1.01.2010

* 01.01 // Profile: The Eames'

* Profile: Ray & Charles Eames *

Charles (1907–1978) and Ray (1912–1988) Eames (pronounced /ˈiːmz/) were American designers, married in 1941, who worked and made major contributions in many fields of design including industrial design, furniture design, art, graphic design, film & architecture.

Charles Ormond Eames, Jr (June 17, 1907 – August 21, 1978) was born in 1907 in Saint Louis, Missouri. Charles was born the nephew of St. Louis architect William S. Eames. By the time he was 14 years old, while attending high school, Charles worked at the Laclede Steel Company as a part-time laborer, where he learned about engineering, drawing, and architecture (and also first entertained the idea of one day becoming an architect).


Charles briefly studied architecture at Washington University in St. Louis on an architectural scholarship. In 1930, Charles began his own architectural practice in St. Louis with partner Charles Gray. They were later joined by a third partner, Walter Pauley. Charles Eames was greatly influenced by the Finnish architect Eliel Saarinen (whose son Eero, also an architect, would become a partner and friend)

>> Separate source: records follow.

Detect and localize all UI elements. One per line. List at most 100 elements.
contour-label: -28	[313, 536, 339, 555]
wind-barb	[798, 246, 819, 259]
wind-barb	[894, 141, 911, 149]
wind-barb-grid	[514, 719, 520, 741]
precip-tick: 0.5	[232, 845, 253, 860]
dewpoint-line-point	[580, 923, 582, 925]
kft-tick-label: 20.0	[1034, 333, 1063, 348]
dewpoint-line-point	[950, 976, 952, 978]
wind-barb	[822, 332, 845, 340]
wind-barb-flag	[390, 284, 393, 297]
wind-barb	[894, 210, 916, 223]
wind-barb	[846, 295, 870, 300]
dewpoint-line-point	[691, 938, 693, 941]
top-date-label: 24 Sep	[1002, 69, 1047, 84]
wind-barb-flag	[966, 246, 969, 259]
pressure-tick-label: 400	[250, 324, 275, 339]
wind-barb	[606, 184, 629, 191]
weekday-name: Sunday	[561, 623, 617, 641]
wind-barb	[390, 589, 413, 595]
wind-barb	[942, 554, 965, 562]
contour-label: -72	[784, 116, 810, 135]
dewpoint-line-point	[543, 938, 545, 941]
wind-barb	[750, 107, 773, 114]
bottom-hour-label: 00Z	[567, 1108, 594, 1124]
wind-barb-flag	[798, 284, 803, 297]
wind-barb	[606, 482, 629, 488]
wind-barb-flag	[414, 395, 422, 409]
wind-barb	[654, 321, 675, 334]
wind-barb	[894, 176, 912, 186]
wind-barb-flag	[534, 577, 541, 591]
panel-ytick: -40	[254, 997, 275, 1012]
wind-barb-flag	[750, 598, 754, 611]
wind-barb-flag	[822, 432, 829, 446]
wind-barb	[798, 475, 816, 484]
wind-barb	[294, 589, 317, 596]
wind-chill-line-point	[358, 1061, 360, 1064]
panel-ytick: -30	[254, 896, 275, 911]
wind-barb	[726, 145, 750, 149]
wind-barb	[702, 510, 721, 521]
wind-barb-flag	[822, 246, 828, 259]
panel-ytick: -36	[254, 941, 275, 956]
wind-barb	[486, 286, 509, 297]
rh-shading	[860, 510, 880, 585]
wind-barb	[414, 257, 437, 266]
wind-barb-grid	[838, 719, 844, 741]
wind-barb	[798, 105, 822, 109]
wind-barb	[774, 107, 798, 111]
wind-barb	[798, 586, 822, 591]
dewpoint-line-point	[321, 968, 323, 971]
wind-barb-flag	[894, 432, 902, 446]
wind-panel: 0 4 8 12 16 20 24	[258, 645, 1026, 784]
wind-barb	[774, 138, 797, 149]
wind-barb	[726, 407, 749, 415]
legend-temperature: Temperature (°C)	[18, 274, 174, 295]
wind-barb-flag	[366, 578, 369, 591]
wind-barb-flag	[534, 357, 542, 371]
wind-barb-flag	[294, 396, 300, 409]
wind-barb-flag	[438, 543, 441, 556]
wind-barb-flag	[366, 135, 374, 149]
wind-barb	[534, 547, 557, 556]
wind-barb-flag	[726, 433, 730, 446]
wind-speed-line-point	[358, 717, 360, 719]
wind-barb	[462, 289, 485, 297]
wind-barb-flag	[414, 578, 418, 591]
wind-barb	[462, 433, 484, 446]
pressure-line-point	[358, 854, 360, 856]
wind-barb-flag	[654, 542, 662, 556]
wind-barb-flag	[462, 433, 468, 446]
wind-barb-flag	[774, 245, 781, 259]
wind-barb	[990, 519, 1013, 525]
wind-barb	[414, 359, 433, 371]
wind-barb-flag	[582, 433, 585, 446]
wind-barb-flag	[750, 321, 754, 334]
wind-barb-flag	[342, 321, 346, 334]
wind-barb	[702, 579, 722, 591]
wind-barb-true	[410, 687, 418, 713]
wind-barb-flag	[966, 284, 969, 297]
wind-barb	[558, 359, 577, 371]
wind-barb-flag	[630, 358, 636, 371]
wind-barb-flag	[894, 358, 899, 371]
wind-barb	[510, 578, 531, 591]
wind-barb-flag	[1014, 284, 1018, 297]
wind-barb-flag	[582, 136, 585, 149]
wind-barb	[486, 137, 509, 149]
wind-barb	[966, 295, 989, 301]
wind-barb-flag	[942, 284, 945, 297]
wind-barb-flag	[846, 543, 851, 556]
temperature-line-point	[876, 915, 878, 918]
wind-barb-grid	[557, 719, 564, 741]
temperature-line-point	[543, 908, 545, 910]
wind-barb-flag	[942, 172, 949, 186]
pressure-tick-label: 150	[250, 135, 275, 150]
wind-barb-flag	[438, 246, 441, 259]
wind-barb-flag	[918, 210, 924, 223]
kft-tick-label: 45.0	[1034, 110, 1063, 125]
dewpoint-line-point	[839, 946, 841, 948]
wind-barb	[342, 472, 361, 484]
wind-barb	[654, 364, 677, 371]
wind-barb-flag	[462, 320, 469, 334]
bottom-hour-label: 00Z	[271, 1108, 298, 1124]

In 1941, Charles married his Cranbrook colleague Ray Kaiser. They then moved to Los Angeles, California, where they would work and live for the rest of their lives. In the late 1940s, as part of the Arts & Architecture magazine's "Case Study" program, Ray and Charles designed and built the groundbreaking Eames House, Case Study House #8, as their home. Located upon a cliff overlooking the Pacific Ocean, and hand-constructed within a matter of days entirely of pre-fabricated steel parts intended for industrial construction, it remains a milestone of modern architecture.

In 1970–71, Charles Eames gave the Charles Eliot Norton Lectures at Harvard University. At the lectures, the Eames viewpoint and philosophy are related through Charles' own telling of what he called the banana leaf parable, a banana leaf being the most basic dish off which to eat in southern India. He related the progression of design and its process where the banana leaf is transformed into something fantastically ornate. He explains the next step and ties it to the design process by finishing the parable with:
"But you can go beyond that and the guys that have not only means, but a certain amount of knowledge and understanding, go the next step and they eat off of a banana leaf. And I think that in these times when we fall back and regroup, that somehow or other, the banana leaf parable sort of got to get working there, because I'm not prepared to say that the banana leaf that one eats off of is the same as the other eats off of, but it's that process that has happened within the man that changes the banana leaf. And as we attack these problems—and I hope and I expect that the total amount of energy used in this world is going to go from high to medium to a little bit lower—the banana leaf idea might have a great part in it."